The Southern Agrarian wing drew on some of the values and anxieties being articulated on the anti-modern right, including the desire to retain the social authority and defend the autonomy of the American states and regions, especially the South. Donald Davidson was one of the most politically active of the agrarians, especially in his criticisms of the TVA in his native Tennessee. As Murphy (2001) shows, the Southern Agrarians articulated old values of Jeffersonian Democracy:
Rejected industrial capitalism and the culture it produced. In I'll Take My Stand they called for a return to the small-scale economy of rural America as a means to preserve the cultural amenities of the society they knew.

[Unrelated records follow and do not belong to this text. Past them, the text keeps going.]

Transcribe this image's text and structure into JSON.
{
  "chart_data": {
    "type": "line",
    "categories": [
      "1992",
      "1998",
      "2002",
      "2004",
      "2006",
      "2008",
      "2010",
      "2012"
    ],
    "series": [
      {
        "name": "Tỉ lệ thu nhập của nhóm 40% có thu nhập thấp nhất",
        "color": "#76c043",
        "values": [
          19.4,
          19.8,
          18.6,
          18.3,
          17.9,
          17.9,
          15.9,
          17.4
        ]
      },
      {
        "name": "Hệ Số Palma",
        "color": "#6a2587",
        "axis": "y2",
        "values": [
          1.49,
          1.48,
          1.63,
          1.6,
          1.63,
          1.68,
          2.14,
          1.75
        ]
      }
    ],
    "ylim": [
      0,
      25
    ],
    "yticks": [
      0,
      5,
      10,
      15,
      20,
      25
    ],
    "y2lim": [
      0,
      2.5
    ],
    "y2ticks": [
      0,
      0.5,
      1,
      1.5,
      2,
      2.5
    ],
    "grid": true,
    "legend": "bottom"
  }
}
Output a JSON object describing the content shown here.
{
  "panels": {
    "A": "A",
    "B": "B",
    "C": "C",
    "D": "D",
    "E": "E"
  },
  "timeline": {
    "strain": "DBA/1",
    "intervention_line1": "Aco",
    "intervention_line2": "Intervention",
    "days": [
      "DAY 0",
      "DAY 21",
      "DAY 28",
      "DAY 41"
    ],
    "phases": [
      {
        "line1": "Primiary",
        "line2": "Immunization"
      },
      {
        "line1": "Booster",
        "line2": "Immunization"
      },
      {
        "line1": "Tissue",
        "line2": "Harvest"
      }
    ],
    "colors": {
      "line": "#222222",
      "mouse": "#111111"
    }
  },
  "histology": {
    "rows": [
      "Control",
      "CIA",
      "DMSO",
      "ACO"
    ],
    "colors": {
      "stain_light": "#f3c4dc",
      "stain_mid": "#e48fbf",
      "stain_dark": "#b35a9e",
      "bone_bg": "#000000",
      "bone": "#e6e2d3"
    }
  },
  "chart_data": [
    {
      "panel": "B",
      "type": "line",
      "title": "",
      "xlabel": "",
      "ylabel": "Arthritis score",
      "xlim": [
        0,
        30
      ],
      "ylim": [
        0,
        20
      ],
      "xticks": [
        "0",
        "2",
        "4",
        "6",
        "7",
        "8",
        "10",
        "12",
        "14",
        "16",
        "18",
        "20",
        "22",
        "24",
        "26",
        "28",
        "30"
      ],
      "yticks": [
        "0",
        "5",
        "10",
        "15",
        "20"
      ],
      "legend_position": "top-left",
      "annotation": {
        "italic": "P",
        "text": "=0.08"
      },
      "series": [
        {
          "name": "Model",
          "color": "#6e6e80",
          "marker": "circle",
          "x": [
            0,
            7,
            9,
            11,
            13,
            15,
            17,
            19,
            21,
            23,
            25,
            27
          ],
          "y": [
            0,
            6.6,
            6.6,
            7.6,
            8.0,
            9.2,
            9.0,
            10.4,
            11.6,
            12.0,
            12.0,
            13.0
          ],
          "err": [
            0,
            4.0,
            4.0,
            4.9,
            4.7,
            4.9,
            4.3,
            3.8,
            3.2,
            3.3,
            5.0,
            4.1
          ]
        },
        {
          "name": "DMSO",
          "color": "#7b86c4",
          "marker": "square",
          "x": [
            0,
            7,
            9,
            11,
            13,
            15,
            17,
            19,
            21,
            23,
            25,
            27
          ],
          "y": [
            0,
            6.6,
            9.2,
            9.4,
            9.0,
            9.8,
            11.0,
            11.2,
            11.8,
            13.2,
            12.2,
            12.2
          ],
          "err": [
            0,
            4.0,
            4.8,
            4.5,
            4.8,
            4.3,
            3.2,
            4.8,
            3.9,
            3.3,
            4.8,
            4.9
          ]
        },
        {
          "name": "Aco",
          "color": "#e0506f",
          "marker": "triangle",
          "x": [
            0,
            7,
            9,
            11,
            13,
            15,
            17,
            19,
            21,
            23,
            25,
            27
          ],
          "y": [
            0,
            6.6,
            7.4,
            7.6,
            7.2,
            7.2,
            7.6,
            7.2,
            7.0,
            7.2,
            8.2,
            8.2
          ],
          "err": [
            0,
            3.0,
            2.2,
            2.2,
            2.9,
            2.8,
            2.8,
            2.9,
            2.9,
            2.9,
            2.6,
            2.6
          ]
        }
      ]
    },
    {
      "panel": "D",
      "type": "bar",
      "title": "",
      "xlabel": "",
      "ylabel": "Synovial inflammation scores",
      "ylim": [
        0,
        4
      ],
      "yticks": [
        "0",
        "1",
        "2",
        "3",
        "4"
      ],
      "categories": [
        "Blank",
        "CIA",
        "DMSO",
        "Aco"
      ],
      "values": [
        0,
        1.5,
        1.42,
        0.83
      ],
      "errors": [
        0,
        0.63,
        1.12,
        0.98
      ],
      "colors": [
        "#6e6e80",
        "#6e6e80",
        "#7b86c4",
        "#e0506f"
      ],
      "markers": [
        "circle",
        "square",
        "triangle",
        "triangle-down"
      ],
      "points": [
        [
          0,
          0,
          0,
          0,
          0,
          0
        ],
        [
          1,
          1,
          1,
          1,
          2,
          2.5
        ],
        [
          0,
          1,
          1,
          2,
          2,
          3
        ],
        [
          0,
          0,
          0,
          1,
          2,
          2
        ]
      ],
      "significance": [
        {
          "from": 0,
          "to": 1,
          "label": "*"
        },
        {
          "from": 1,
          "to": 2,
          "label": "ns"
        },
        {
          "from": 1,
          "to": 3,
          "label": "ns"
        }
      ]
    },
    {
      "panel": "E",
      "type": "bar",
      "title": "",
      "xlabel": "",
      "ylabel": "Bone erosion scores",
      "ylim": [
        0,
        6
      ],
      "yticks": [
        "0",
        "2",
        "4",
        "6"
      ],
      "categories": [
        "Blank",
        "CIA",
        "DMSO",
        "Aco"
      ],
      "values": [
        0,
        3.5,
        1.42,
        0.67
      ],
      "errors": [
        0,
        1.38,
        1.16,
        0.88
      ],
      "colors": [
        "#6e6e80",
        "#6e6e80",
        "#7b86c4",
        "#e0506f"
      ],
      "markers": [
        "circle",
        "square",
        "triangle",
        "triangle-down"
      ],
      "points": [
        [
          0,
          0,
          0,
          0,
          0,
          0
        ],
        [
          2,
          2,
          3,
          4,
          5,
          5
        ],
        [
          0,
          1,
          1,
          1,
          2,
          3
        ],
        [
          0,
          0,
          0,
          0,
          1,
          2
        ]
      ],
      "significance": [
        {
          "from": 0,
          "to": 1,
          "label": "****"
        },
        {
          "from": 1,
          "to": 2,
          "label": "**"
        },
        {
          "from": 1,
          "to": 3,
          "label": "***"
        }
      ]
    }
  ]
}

Ransom and Tate believed that only by arresting the progress of industrial capitalism and its imperatives of science and efficiency could a social order capable of fostering and validating humane values and traditional religious faith be preserved. Skeptical and unorthodox themselves, they admired the capacity of orthodox religion to provide surety in life.
Paleoconservatives and paleolibertarians are often considered the successors and torchbearers of the Old Right view in the late-20th century and the 21st century. Both of these groups often rally behind Old Right slogans such as "America First" while sharing similar views to the Old Right opposition to the New Deal and involvement in The Second World War against Hitler, (including Old Right objections to economic programs and loans of naval equipment) to supply England, through the famous 'Blitz' of 1941 'Britain's Finest Hour', viewing such international involvement as likely to involve the US further. Recently, it has been suggested that some of the ideas of the Old Right have seen a resurgence in the 2008 presidential campaign of Ron Paul and the 2016 presidential campaign of Donald Trump.